John Risseeuw was born in Wisconsin in 1945, he received his Masters of Fine Arts in 1973 from University of Wisconsin-Madison. Risseeuw has been making artists books since 1967. One of his first jobs as an educator was teaching at a junior high school in 1968, teaching 7th, 8th, and 9th grade student’s art and printmaking techniques. He taught at University of South Dakota as well as University of Wisconsin-Madison. He taught at Arizona State University for 35 years from 1980 to 2015. He primarily taught classes that revolved around book making, paper making, letterpress, and photo processes for printmaking. He came to Arizona State University to establish a bookmaking program and a book arts press.
He is the creator of Cabbagehead Press based in Tempe, Arizona; he was also a director for ASU’s Pyracantha Press. His work has been in over 300 exhibitions and has his work in permanent collections across the world. Images of his work have been used as reference in many books related to printmaking and papermaking.
Risseeuw makes a lot of art related to social injustices, products of war, as well as environmental issues. Influences include artists that created work about social issues and war such as Pablo Picasso, Francisco Goya, John Heartfield, and more.

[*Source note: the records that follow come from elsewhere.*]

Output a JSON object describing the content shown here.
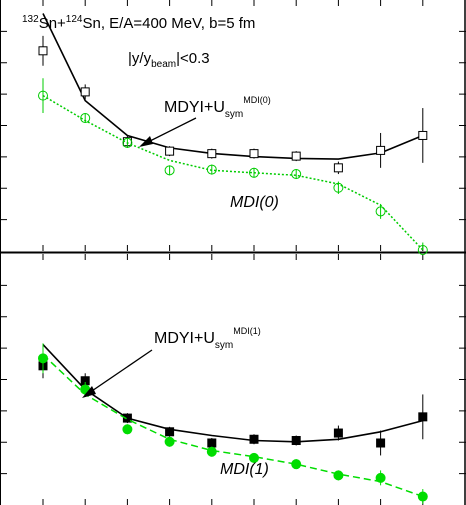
{
  "chart_data": [
    {
      "type": "scatter",
      "title_parts": {
        "a1": "132",
        "s1": "Sn+",
        "a2": "124",
        "s2": "Sn, E/A=400 MeV, b=5 fm"
      },
      "cut_parts": {
        "pre": "|y/y",
        "sub": "beam",
        "post": "|<0.3"
      },
      "label_mdyi_parts": {
        "main": "MDYI+U",
        "sub": "sym",
        "sup": "MDI(0)"
      },
      "label_mdi": "MDI(0)",
      "x": [
        0,
        1,
        2,
        3,
        4,
        5,
        6,
        7,
        8,
        9
      ],
      "ylim": [
        0,
        10
      ],
      "series": [
        {
          "name": "MDYI+Usym MDI(0)",
          "color": "#000000",
          "marker": "open-square",
          "line": "solid",
          "values": [
            8.0,
            6.35,
            4.35,
            3.97,
            3.87,
            3.87,
            3.77,
            3.3,
            4.0,
            4.6
          ],
          "errors": [
            0.6,
            0.3,
            0.25,
            0.2,
            0.2,
            0.2,
            0.2,
            0.25,
            0.7,
            1.1
          ],
          "curve": [
            9.5,
            6.0,
            4.6,
            4.1,
            3.88,
            3.75,
            3.68,
            3.65,
            3.9,
            4.6
          ]
        },
        {
          "name": "MDI(0)",
          "color": "#00cc00",
          "marker": "open-circle",
          "line": "dotted",
          "values": [
            6.2,
            5.3,
            4.3,
            3.2,
            3.23,
            3.1,
            3.05,
            2.5,
            1.55,
            0
          ],
          "errors": [
            0.7,
            0.2,
            0.2,
            0.2,
            0.2,
            0.2,
            0.2,
            0.25,
            0.3,
            0.3
          ],
          "curve": [
            6.2,
            5.2,
            4.3,
            3.6,
            3.2,
            3.1,
            3.0,
            2.65,
            1.8,
            0
          ]
        }
      ]
    },
    {
      "type": "scatter",
      "label_mdyi_parts": {
        "main": "MDYI+U",
        "sub": "sym",
        "sup": "MDI(1)"
      },
      "label_mdi": "MDI(1)",
      "x": [
        0,
        1,
        2,
        3,
        4,
        5,
        6,
        7,
        8,
        9
      ],
      "ylim": [
        0,
        10
      ],
      "series": [
        {
          "name": "MDYI+Usym MDI(1)",
          "color": "#000000",
          "marker": "filled-square",
          "line": "solid",
          "values": [
            5.55,
            4.95,
            3.45,
            2.9,
            2.45,
            2.6,
            2.55,
            2.85,
            2.45,
            3.5
          ],
          "errors": [
            0.5,
            0.3,
            0.2,
            0.2,
            0.2,
            0.2,
            0.2,
            0.3,
            0.5,
            0.9
          ],
          "curve": [
            6.4,
            4.6,
            3.45,
            3.0,
            2.75,
            2.55,
            2.5,
            2.6,
            2.9,
            3.35
          ]
        },
        {
          "name": "MDI(1)",
          "color": "#00dd00",
          "marker": "filled-circle",
          "line": "dashed",
          "values": [
            5.85,
            4.6,
            3.0,
            2.5,
            2.1,
            1.85,
            1.6,
            1.15,
            1.05,
            0.3
          ],
          "errors": [
            0.6,
            0.3,
            0.2,
            0.2,
            0.2,
            0.2,
            0.2,
            0.2,
            0.3,
            0.3
          ],
          "curve": [
            6.0,
            4.4,
            3.4,
            2.6,
            2.15,
            1.9,
            1.6,
            1.2,
            0.9,
            0.3
          ]
        }
      ]
    }
  ]
}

One of his first socially charged prints, created during his graduate program, was printed on six inch diameter cookies with edible screen printing ink. He printing images that represented war and environmental issues. He then went on to make more edible art about President Nixon during his presidency, creating ginger bread men that have President Nixon’s face screen printed on it. He showcased them to be sold for one dollar a piece, with a sign that said “Eat This Guy”.
One significant book Risseeuw has made is titled “Total Fucking Idiots: Thirteen Portraits”, created in 2002. This book is an edition of 2, it has handmade paper, Xerox chine colle intaglio, letterpress, and colored pencil. The book has images of political figures that he considers idiots with their faces crossed out. One of the books is in the special collections at Yale, and the other is in the collection of the Library of Congress. Risseeuw claimed that the hardest part about creating these books was narrowing his list of idiots down to thirteen. I am sure many can relate.
Another book Risseeuw made is titled “Roadkill”; it is a book that involves screen print, letterpress, and lithography. It was an edition of 50, made in 2001. The book is about the harmful effects of SUV’s and other vehicles that use a lot of gasoline or diesel fuels. This book was a commentary on the unreliability of gas or diesel fuels and the harm it does to the environment.
One of the reasons John makes these politically and socially charged pieces is because he wants to inspire other artists as well as non-artists to be aware of the injustices and corruption around them. I chose to write my research paper about John Risseeuw because I too feel the need to make art about the political, social, and systemic injustices that blatantly affect people and our society every day. I think John’s art speaks volumes about how flawed our society is.